Maker: Director Products
Designer: D. W. Norwood
US Patent # 2,870,670
Price (new): $12.95
Measure type: calculator only
It's not a meter pe se, but it's a flash calculator and a step-above the simple cardboard wheels, so I thought I'd add it here. It's the sister to the Norwood Director Speedrite, which was designed to be used with electronic flash (aka speedlites). This one is meant for bulbs.
I hate bulbs. A lot of people (including me) are nostalgic for various things, but very few people miss flash-bulbs. They were slow, they were often awkward, they didn't always go off, they were finger-burning hot when they did, they broke if you dropped them, and in general were a pain in the ass. Plus there were a multitude of different kinds. Nothing was straightforward where bulbs were concerned. Speedlites were sooooo much nicer.
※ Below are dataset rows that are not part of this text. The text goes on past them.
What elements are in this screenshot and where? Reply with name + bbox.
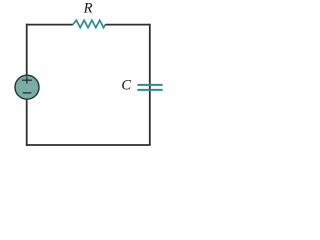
svg-text:R: R bbox=[83, 0, 93, 16]
wire top-left segment bbox=[27, 24, 73, 26]
wire right side bbox=[149, 24, 151, 145]
capacitor C top plate bbox=[137, 84, 162, 86]
wire top-right segment bbox=[105, 24, 150, 26]
voltage source + polarity mark bbox=[22, 76, 32, 83]
resistor R bbox=[73, 20, 105, 27]
voltage source - polarity mark bbox=[23, 92, 32, 94]
wire left upper (corner to source) bbox=[26, 24, 28, 76]
voltage source VS (circle body) bbox=[15, 75, 39, 99]
wire bottom bbox=[26, 144, 151, 146]
capacitor C bottom plate bbox=[137, 89, 162, 91]
svg-text:C: C bbox=[121, 77, 131, 93]
wire left lower (source to corner) bbox=[26, 99, 28, 146]
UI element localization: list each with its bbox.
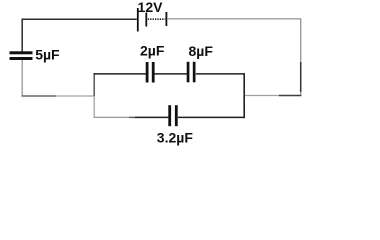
wire inner block top edge left segment	[94, 73, 147, 75]
wire bottom-left (left vertical to inner block left edge)	[22, 95, 95, 97]
svg-text:3.2µF: 3.2µF	[157, 130, 194, 146]
wire top-left (battery to top-left corner)	[22, 18, 137, 20]
wire left vertical lower (C1 to bottom-left corner)	[21, 60, 23, 97]
svg-text:2µF: 2µF	[140, 43, 165, 59]
wire inner block top edge right segment	[196, 73, 245, 75]
capacitor C4 3.2uF	[168, 105, 177, 126]
svg-text:8µF: 8µF	[189, 43, 214, 59]
wire inner block top edge middle segment	[155, 73, 188, 75]
svg-text:12V: 12V	[138, 0, 164, 15]
svg-text:5µF: 5µF	[35, 47, 60, 63]
wire inner block bottom edge right segment	[178, 116, 245, 118]
capacitor C2 2uF	[146, 62, 155, 83]
capacitor C1 5uF	[10, 51, 33, 60]
wire inner block left edge	[93, 73, 95, 118]
battery B1 (12V, multi-cell with dotted continuation)	[137, 8, 167, 32]
capacitor C3 8uF	[187, 62, 196, 83]
wire inner block bottom edge left segment	[94, 116, 169, 118]
wire right middle (outer right vertical to inner block right edge)	[244, 95, 301, 97]
wire right vertical (outer loop)	[300, 19, 302, 96]
wire top-right (battery to top-right corner)	[167, 18, 301, 20]
wire left vertical upper (top-left corner to C1)	[21, 19, 23, 53]
wire inner block right edge	[243, 73, 245, 118]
Both the Flashrite and Speedrites work on the novel idea of incorporating an actual rangefinder tool with a calculator. When you have to manually set up a flash, you need to know the camera sync speed, the guide number for your flash, and the distance between your flash and the subject. If you know those, you can compute the f/stop for your lens. Since most cameras at this time (early 50s) didn't have rangefinders, this tool made it a little easier to figure it out.
The key word there is little. To use this thing you had to find the bulb you were using on the outer edge of the dial, and trace the curving tail down to the intersection between the shutter-sync speed orbit and the film-speed radial. Got that? Then you look through the range-finder and merge the images. Then it will tell you the f/stop to use.
I can see my uncle Doug, an engineer and hobbyist photographer, using this thing, but not my aunt. But then, Doug probably could have done the guide number math in his head faster than he could have set the calculator.
This was also sold by another company as the Flash-Mate. I suspect that Director Products dropped it and the other company bought the unsold inventory, but that's just speculation.
A similar (albiet better) meter is the Tower Flashometer. It's much easier to use and more compact.